La vio cambiar una mirada con Ash, y aunque nunca había sido muy imaginativo, le pareció, como alguna vez le había parecido a Kaka-ji, que existía una corriente invisible entre los dos, que les unía de manera que no necesitaban tocarse o hablar, ni siquiera sonreír para probar que dos personas, en cierto momento verdaderamente pueden ser una sola. También advirtió lo que había querido decir Wally con eso de que Juli era «apacible». Pero no esperaba que fuera tan joven… ni que pareciera tan vulnerable. Aquel ser delicado vestido con la shulwa blanca le pareció poco más que una criatura, y pensó confusamente que el calificativo «viuda» le había desorientado: ninguna viuda podía ser tan joven como esta y sintió como si de pronto se abriera el suelo bajo sus pies, pero no habría podido explicar por qué le sucedía eso. Pero el hecho es que al verla desaparecieron muchas de sus ideas preconcebidas, y de pronto, como resultado, no se sintió seguro de la sugerencia que había venido a hacer.

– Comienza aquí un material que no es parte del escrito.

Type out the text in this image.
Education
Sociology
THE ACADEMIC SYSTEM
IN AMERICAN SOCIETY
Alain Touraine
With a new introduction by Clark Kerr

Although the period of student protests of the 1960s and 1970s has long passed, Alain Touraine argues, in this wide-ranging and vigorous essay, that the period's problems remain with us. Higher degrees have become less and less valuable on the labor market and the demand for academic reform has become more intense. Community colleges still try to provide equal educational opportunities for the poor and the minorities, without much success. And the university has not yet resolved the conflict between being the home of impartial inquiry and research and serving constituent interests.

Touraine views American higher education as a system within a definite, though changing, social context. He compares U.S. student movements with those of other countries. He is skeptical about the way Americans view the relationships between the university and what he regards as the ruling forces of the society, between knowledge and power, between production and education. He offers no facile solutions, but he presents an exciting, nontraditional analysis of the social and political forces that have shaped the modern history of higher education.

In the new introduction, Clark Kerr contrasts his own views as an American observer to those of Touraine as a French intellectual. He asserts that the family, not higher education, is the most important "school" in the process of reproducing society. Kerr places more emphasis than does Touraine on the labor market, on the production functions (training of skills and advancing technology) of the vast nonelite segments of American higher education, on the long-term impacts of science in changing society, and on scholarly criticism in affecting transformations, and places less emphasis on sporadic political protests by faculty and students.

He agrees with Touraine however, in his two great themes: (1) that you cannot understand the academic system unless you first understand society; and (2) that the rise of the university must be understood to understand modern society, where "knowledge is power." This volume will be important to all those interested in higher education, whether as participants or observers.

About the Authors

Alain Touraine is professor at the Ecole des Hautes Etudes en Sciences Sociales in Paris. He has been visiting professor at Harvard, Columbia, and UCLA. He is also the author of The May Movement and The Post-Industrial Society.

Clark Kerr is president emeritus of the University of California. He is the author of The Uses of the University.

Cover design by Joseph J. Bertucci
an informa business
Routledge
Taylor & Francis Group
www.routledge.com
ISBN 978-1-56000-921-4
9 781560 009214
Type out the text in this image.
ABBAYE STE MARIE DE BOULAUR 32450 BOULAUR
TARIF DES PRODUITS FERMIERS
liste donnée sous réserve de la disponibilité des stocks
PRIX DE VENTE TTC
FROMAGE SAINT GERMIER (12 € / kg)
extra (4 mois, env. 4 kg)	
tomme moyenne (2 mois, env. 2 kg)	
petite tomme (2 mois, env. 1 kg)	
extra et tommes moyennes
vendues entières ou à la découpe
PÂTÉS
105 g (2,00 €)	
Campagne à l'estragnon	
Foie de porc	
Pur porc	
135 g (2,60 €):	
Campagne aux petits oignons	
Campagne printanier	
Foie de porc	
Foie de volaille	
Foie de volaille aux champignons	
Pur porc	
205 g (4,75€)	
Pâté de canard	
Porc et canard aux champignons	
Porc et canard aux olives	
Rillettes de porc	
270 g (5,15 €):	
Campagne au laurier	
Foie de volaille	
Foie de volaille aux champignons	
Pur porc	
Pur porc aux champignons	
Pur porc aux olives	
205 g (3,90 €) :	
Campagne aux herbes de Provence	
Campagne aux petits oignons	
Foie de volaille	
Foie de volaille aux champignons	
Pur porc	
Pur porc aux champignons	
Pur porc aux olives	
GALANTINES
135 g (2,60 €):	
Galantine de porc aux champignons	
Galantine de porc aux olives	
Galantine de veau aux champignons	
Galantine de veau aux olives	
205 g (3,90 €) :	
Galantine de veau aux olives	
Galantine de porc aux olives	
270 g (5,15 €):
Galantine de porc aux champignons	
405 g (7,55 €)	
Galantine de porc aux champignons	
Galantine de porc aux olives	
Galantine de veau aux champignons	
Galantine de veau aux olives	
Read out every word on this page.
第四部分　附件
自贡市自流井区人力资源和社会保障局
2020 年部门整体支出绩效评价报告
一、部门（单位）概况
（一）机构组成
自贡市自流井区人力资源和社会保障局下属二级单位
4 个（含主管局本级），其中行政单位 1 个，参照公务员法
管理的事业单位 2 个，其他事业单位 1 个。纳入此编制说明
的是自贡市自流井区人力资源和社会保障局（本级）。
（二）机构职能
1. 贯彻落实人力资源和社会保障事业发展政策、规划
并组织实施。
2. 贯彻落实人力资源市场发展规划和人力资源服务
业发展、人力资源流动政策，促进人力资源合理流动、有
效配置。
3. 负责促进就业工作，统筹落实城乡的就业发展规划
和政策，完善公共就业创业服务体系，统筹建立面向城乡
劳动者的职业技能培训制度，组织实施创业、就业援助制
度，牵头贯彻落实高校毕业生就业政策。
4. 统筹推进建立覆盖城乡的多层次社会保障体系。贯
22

Tal vez era muy ingenuo al esperar que Cavagnari, o cualquier otra persona abandonara su política y sus opiniones basándose sólo en informaciones de fuentes no oficiales, suponiendo que la información que se le ofreciera no estuviese de acuerdo con la propia. ¿Quizás él, Wigram, arriesgaba demasiado al imaginar que hombres como Cavagnari y el virrey, sin mencionar a otras personas importantes de Simla, no sabían en qué estaban y necesitaban ayuda y consejo de intrusos aficionados que no sabían nada de nada? Sin embargo… advirtió que Ash le había hecho una pregunta, y al dar una respuesta al azar, vio un gesto de sorpresa en su rostro que demostraba su falta de atención.
Wigram se sonrojó, y se disculpó con cierta confusión, y volviéndose hacia Juli dijo:
—Perdón, señora Pelham, creo que no estaba prestando atención. Es una grosería, y espero que me perdone mis malos modales. Es que… he venido a… a proponer algo a su marido, y estaba pensando en lugar de escuchar.
Anjuli lo estudió con gravedad, y luego asintió con un pequeño gesto y dijo con cortesía:
—Comprendo. Usted deseará hablar a solas con mi esposo.
—Si usted lo permite.
Ella le brindó una breve sonrisa encantadora, se puso de pie, juntó las palmas, y luego, recordando que Ash le había dicho que los angrezis no solían hacer eso, rio, tendió la mano y dijo en su cuidadoso inglés:
—Buenas noches, capitán Battye.
Wigram le tomó la mano e inesperadamente hizo una reverencia en un gesto que le era tan ajeno como a ella el estrechar la mano, y que le sorprendió casi más de lo que sorprendió a Ash y a Wally. Pero fue un tributo instintivo… Y también de alguna manera una disculpa muda por las cosas que había pensado de ella. Wigram se enderezó; miró a Juli a los ojos, y pensó que Wally tenía razón al decir que tenían estrías doradas… A menos que sólo fueran los reflejos de la lámpara de bronce que colgaba del techo y que llenaba de estrellitas el pequeño pabellón. Pero no tuvo tiempo de comprobarlo, porque Anjuli retiró la mano y la ofreció a Wally antes de dar media vuelta y salir de la habitación. Al verla perderse entre las sombras, Wigram tuvo la extraña fantasía de que se llevaba la luz con ella.
De todas maneras, se sintió aliviado al verla marcharse, porque en su presencia no habría podido hablar, y no tenía tiempo ni inclinación de someterse a las sensibilidades femeninas. Cuando sus pasos se perdieron en la escalera, oyó suspirar a Wally y en seguida Ash dijo:
—¿Bien?
—Es muy hermosa —dijo Wigram con lentitud—. Y muy… joven.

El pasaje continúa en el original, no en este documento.